Green Island Beach, via Cairns, Far North Queensland
Green Island Beach, via Cairns, Far North Queensland

In an almost complete turnaround, the island’s potential for tourism was exploited developed in the 1900’s complete with world firsts – including glass bottomed boats for underwater viewing, films of life on the Barrier Reef and Cassius, the largest crocodile (5.5m or 18′) in captivity in the only crocodile farm – Marineland Melanesia – on a coral cay. If that’s important.

Green Island – Now What?

now, around 300,000 tourists visit Green Island each year, continuing to exploit its resources, albeit more sustainably. In theory, anyway – imagine the impact of so many on the beaches, coral reefs, walks and wildlife.

The Sea from the Esplanade - Green Island
The Sea from the Esplanade – Green Island

But the multi-layered management model would have changed all this for the better, right? Well … look at what’s changed in the last 20 years – do the changes contribute to island sustainability? Or are they just cosmetic? You decide!!

20 years ago, you got a Green Island cruise or day-trip – now it’s a Green Island ‘Eco-Adventure’, although weirdly, most activities haven’t changed … and neither has the snorkelling equipment!!! How jealous would my friends have been in the early 90’s to hear about my Eco-Adventure!!

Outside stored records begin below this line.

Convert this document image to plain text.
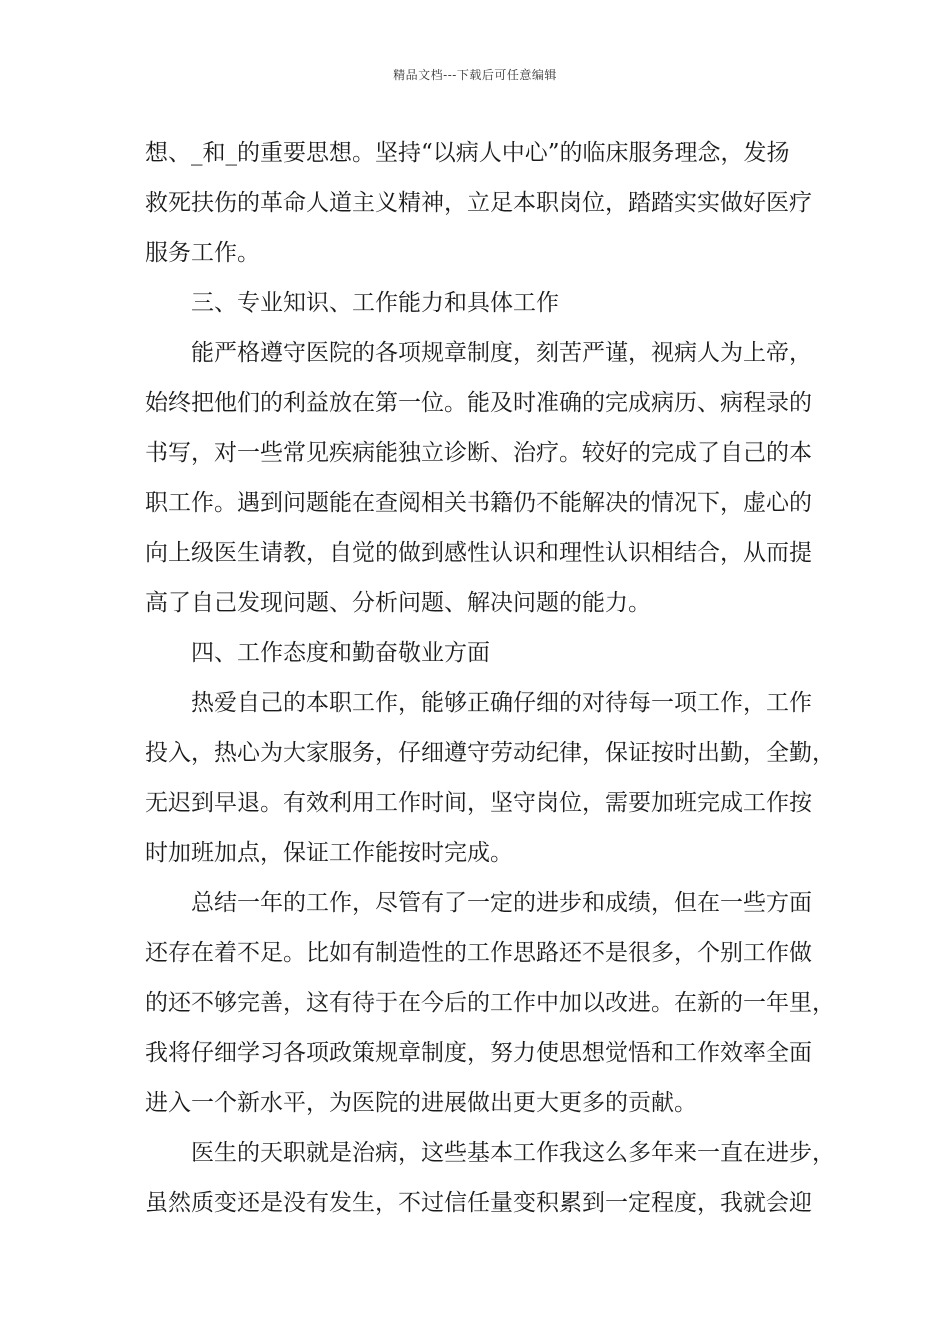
精品文档---下载后可任意编辑
想、_和_的重要思想。坚持“以病人中心”的临床服务理念，发扬
救死扶伤的革命人道主义精神，立足本职岗位，踏踏实实做好医疗
服务工作。
三、专业知识、工作能力和具体工作
能严格遵守医院的各项规章制度，刻苦严谨，视病人为上帝，
始终把他们的利益放在第一位。能及时准确的完成病历、病程录的
书写，对一些常见疾病能独立诊断、治疗。较好的完成了自己的本
职工作。遇到问题能在查阅相关书籍仍不能解决的情况下，虚心的
向上级医生请教，自觉的做到感性认识和理性认识相结合，从而提
高了自己发现问题、分析问题、解决问题的能力。
四、工作态度和勤奋敬业方面
热爱自己的本职工作，能够正确仔细的对待每一项工作，工作
投入，热心为大家服务，仔细遵守劳动纪律，保证按时出勤，全勤，
无迟到早退。有效利用工作时间，坚守岗位，需要加班完成工作按
时加班加点，保证工作能按时完成。
总结一年的工作，尽管有了一定的进步和成绩，但在一些方面
还存在着不足。比如有制造性的工作思路还不是很多，个别工作做
的还不够完善，这有待于在今后的工作中加以改进。在新的一年里，
我将仔细学习各项政策规章制度，努力使思想觉悟和工作效率全面
进入一个新水平，为医院的进展做出更大更多的贡献。
医生的天职就是治病，这些基本工作我这么多年来一直在进步，
虽然质变还是没有发生，不过信任量变积累到一定程度，我就会迎
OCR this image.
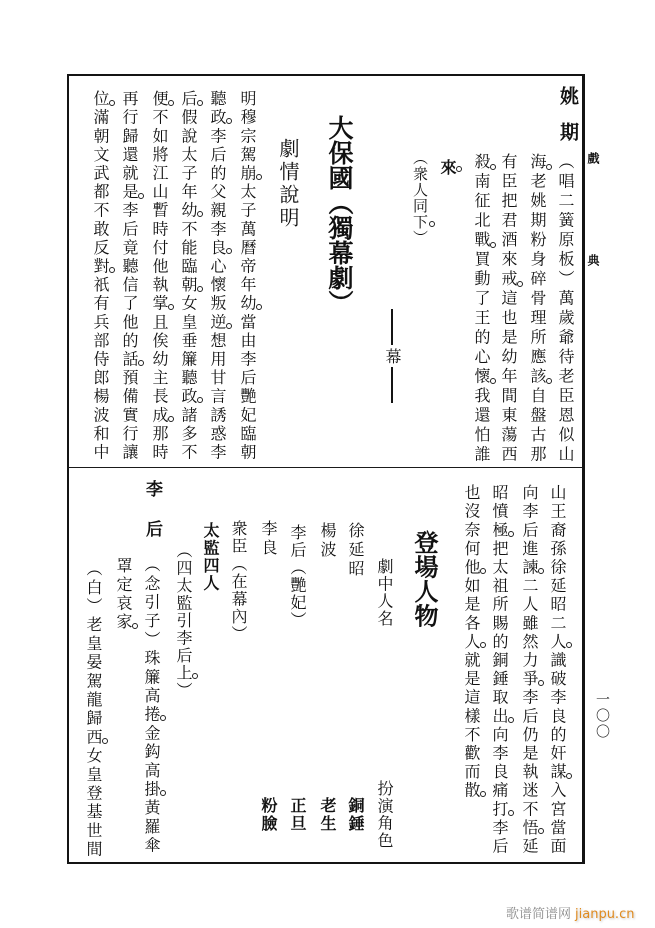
戲典
一〇〇
姚期
（唱二簧原板）萬歲爺待老臣恩似山
海老姚期粉身碎骨理所應該自盤古那
有臣把君酒來戒這也是幼年間東蕩西
殺南征北戰買動了王的心懷我還怕誰
來
（衆人同下）
幕
大保國（獨幕劇）
劇情說明
明穆宗駕崩太子萬曆帝年幼當由李后艷妃臨朝
聽政李后的父親李良心懷叛逆想用甘言誘惑李
后假說太子年幼不能臨朝女皇垂簾聽政諸多不
便不如將江山暫時付他執掌且俟幼主長成那時
再行歸還就是李后竟聽信了他的話預備實行讓
位滿朝文武都不敢反對祇有兵部侍郎楊波和中
山王裔孫徐延昭二人識破李良的奸謀入宮當面
向李后進諫二人雖然力爭李后仍是執迷不悟延
昭憤極把太祖所賜的銅錘取出向李良痛打李后
也沒奈何他如是各人就是這樣不歡而散
登場人物
劇中人名
扮演角色
徐延昭
銅錘
楊波
老生
李后（艷妃）
正旦
李良
粉臉
衆臣（在幕內）
太監四人
（四太監引李后上）
李后
（念引子）珠簾高捲金鈎高掛黃羅傘
罩定哀家
（白）老皇晏駕龍歸西女皇登基世間
歌谱简谱网 jianpu.cn
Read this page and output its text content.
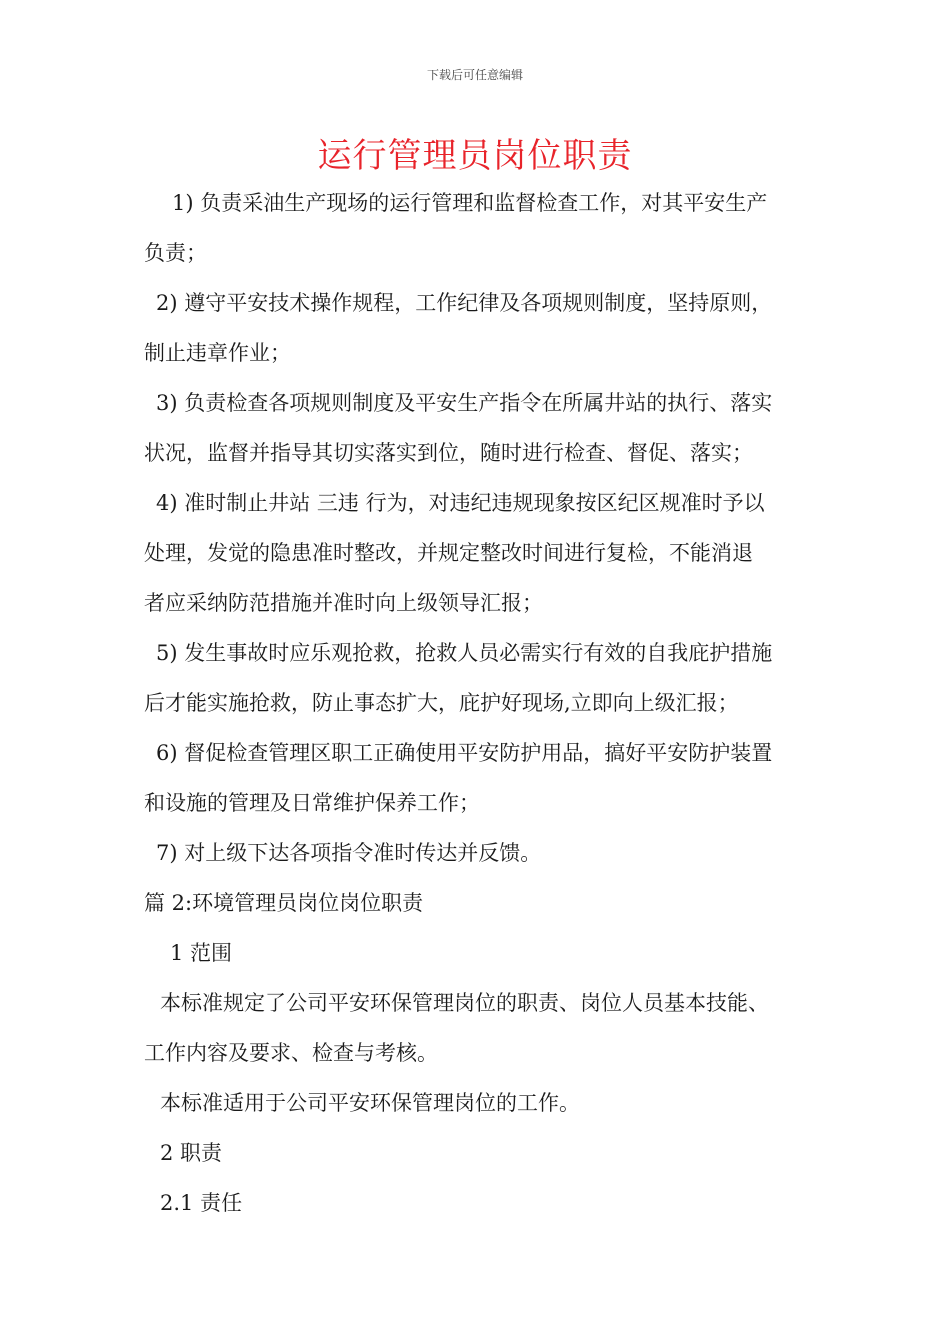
下载后可任意编辑
运行管理员岗位职责
1) 负责采油生产现场的运行管理和监督检查工作，对其平安生产
负责；
2) 遵守平安技术操作规程，工作纪律及各项规则制度，坚持原则，
制止违章作业；
3) 负责检查各项规则制度及平安生产指令在所属井站的执行、落实
状况，监督并指导其切实落实到位，随时进行检查、督促、落实；
4) 准时制止井站 三违 行为，对违纪违规现象按区纪区规准时予以
处理，发觉的隐患准时整改，并规定整改时间进行复检，不能消退
者应采纳防范措施并准时向上级领导汇报；
5) 发生事故时应乐观抢救，抢救人员必需实行有效的自我庇护措施
后才能实施抢救，防止事态扩大，庇护好现场,立即向上级汇报；
6) 督促检查管理区职工正确使用平安防护用品，搞好平安防护装置
和设施的管理及日常维护保养工作；
7) 对上级下达各项指令准时传达并反馈。
篇 2:环境管理员岗位岗位职责
1 范围
本标准规定了公司平安环保管理岗位的职责、岗位人员基本技能、
工作内容及要求、检查与考核。
本标准适用于公司平安环保管理岗位的工作。
2 职责
2.1 责任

20 years ago, visitors could cross the island on a dirt track through the centre, and the only restricted areas were the resort grounds, and crocodile farm (as if you needed to be told that!!). Now, a boardwalk follows the beach, leaving the centre free from human activity. Oddly, the ‘walk’ from one side to the other is now marketed as a ‘self-guided tour’!

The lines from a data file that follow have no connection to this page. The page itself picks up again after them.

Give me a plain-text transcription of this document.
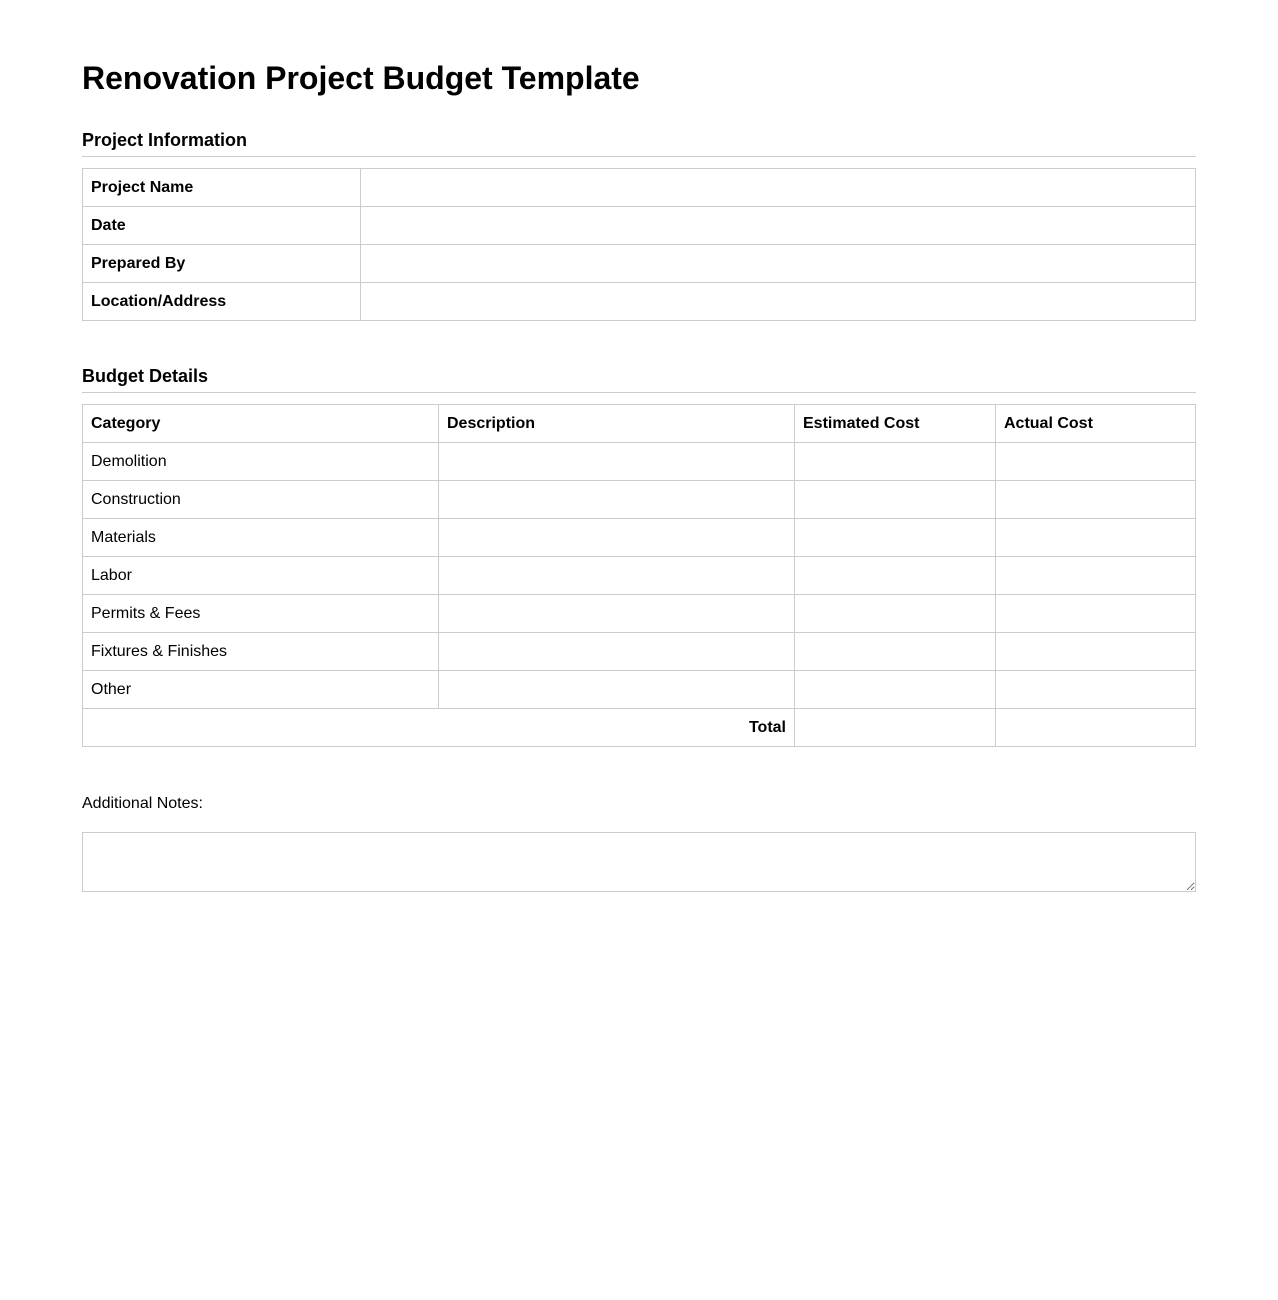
Renovation Project Budget Template
Project Information
Project Name	
Date	
Prepared By	
Location/Address	
Budget Details
Category	Description	Estimated Cost	Actual Cost
Demolition			
Construction			
Materials			
Labor			
Permits & Fees			
Fixtures & Finishes			
Other			
Total			
Additional Notes:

Buff-banded Rail, Green Island
Buff-banded Rail, Green Island

20 years ago, Emerald doves wandered the forest floor – but now, after a successful rat eradication program, large numbers of Buff-banded Rail aggressively hunt and gather from the main food court – and appear to be the only ground-based fauna. Like house-guests from hell, they bathe (and defecate) in the pool, snatch food from unwitting tourists, and hog the best sunbathing spots. In a strange zoological reversal, tourists unable to fend them off are invited to eat in a wire mesh enclosure (aka ‘cage’) the birds can’t enter …  The attractively marked Buff-banded Rail normally shuns human contact, so getting a close look at one isn’t that easy. But now? I don’t care if I never see another one …

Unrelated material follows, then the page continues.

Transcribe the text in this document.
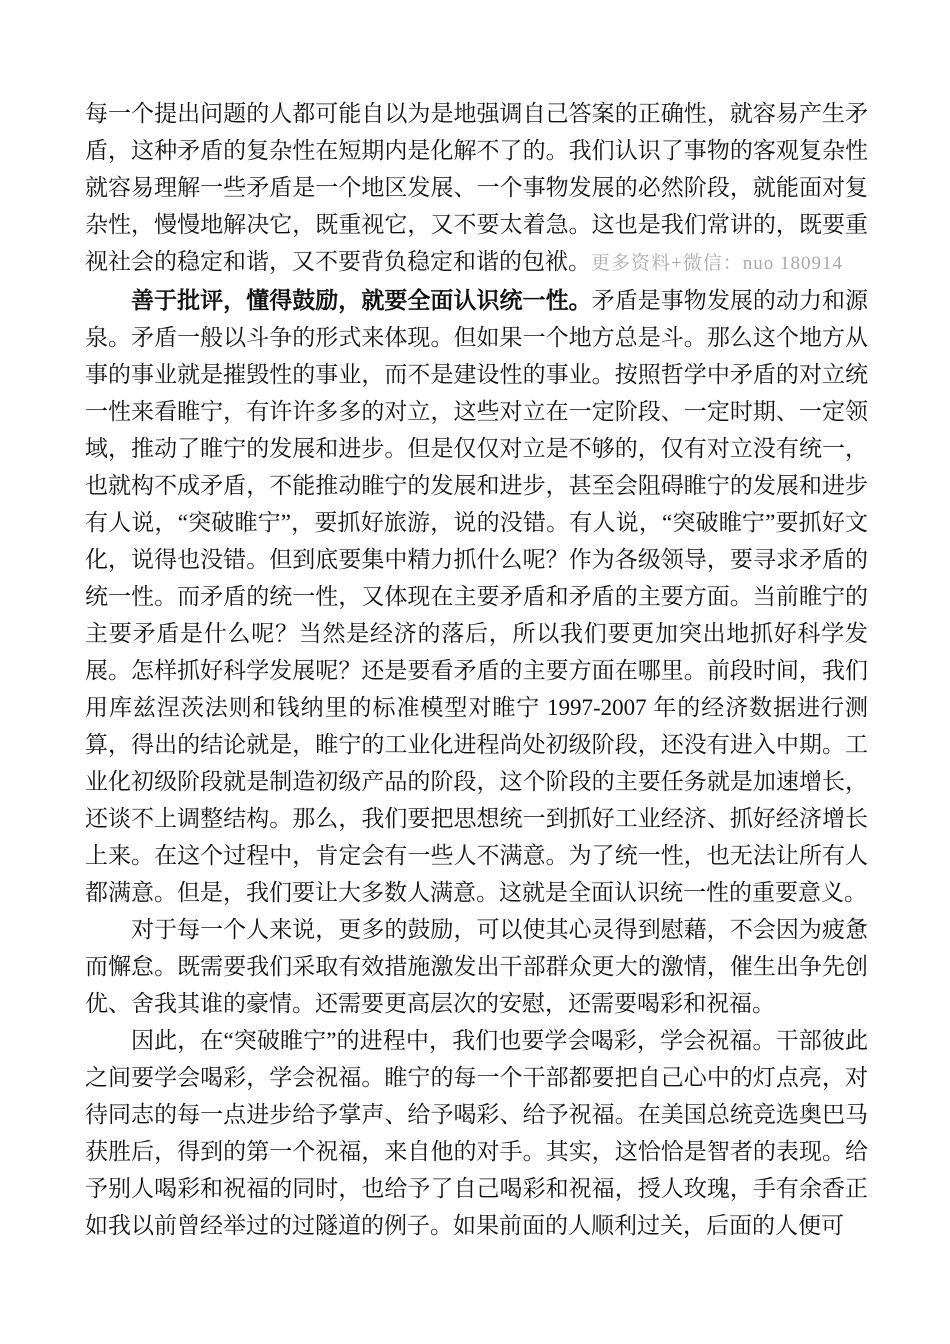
每一个提出问题的人都可能自以为是地强调自己答案的正确性，就容易产生矛盾，这种矛盾的复杂性在短期内是化解不了的。我们认识了事物的客观复杂性就容易理解一些矛盾是一个地区发展、一个事物发展的必然阶段，就能面对复杂性，慢慢地解决它，既重视它，又不要太着急。这也是我们常讲的，既要重视社会的稳定和谐，又不要背负稳定和谐的包袱。更多资料+微信：nuo 180914

善于批评，懂得鼓励，就要全面认识统一性。矛盾是事物发展的动力和源泉。矛盾一般以斗争的形式来体现。但如果一个地方总是斗。那么这个地方从事的事业就是摧毁性的事业，而不是建设性的事业。按照哲学中矛盾的对立统一性来看睢宁，有许许多多的对立，这些对立在一定阶段、一定时期、一定领域，推动了睢宁的发展和进步。但是仅仅对立是不够的，仅有对立没有统一，也就构不成矛盾，不能推动睢宁的发展和进步，甚至会阻碍睢宁的发展和进步有人说，“突破睢宁”，要抓好旅游，说的没错。有人说，“突破睢宁”要抓好文化，说得也没错。但到底要集中精力抓什么呢？作为各级领导，要寻求矛盾的统一性。而矛盾的统一性，又体现在主要矛盾和矛盾的主要方面。当前睢宁的主要矛盾是什么呢？当然是经济的落后，所以我们要更加突出地抓好科学发展。怎样抓好科学发展呢？还是要看矛盾的主要方面在哪里。前段时间，我们用库兹涅茨法则和钱纳里的标准模型对睢宁 1997-2007 年的经济数据进行测算，得出的结论就是，睢宁的工业化进程尚处初级阶段，还没有进入中期。工业化初级阶段就是制造初级产品的阶段，这个阶段的主要任务就是加速增长，还谈不上调整结构。那么，我们要把思想统一到抓好工业经济、抓好经济增长上来。在这个过程中，肯定会有一些人不满意。为了统一性，也无法让所有人都满意。但是，我们要让大多数人满意。这就是全面认识统一性的重要意义。

对于每一个人来说，更多的鼓励，可以使其心灵得到慰藉，不会因为疲惫而懈怠。既需要我们采取有效措施激发出干部群众更大的激情，催生出争先创优、舍我其谁的豪情。还需要更高层次的安慰，还需要喝彩和祝福。

因此，在“突破睢宁”的进程中，我们也要学会喝彩，学会祝福。干部彼此之间要学会喝彩，学会祝福。睢宁的每一个干部都要把自己心中的灯点亮，对待同志的每一点进步给予掌声、给予喝彩、给予祝福。在美国总统竞选奥巴马获胜后，得到的第一个祝福，来自他的对手。其实，这恰恰是智者的表现。给予别人喝彩和祝福的同时，也给予了自己喝彩和祝福，授人玫瑰，手有余香正如我以前曾经举过的过隧道的例子。如果前面的人顺利过关，后面的人便可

20 years ago you were left to your own devices upon arrival on the island – now, there are warnings for the aged. Apparently a high risk group, tourists aged 50+ (aka ‘old’) are encouraged to alert the lifeguard when entering the water in case the exertion is too much. Although the only danger I faced was from Pilchard himself when I offered to tell the lifeguard that he was about to go snorkelling.

Rocks at Low Tide, Green Island
Rocks at Low Tide, Green Island, via Cairns, Far North Queensland

Green Island’s Natural Attractions

But these are minor points in the context of the magnificent beauty of the natural attractions. Broad white beaches. Water so clear and blue you could spot a hat through it. Superb corals, giant clams and fish. Lush, green rainforest. Ample birdwatching opportunities. Turtle spotting. And the ultimate? Whale watching!!

Sitting on a shady beach after the trauma of keeping our reef fish wraps and chips** from the hovering anxiety of a brace of Buff-banded Rail, we watched a pod of whates frolicking for a good 30 minutes before they moved out of sight. Then, another pod was spotted from the return ferry. Happily not required for scientific testing that day, the whales were free to cavort for the Aussie, American, French and Japanese photographers lucky enough – and thrilled – to capture them on film.

A stunning end to a fabulous day, our return to Green Island had certainly picked up from its inauspicious beginning.

Cairns from the Green Island Ferry
Cairns from the Green Island Ferry

SO … will we return? Hell, yes! After all, we’ve got Pilchard’s hat to look for …

* Yobbo = Aussie term of endearment for people (usually blokes) who indulge in ‘exuberant’ behaviour, usually taking the format of alcohol-fuelled best mate bonding sessions involving various combinations of camping, fishing, barbecues, hunting and cruising.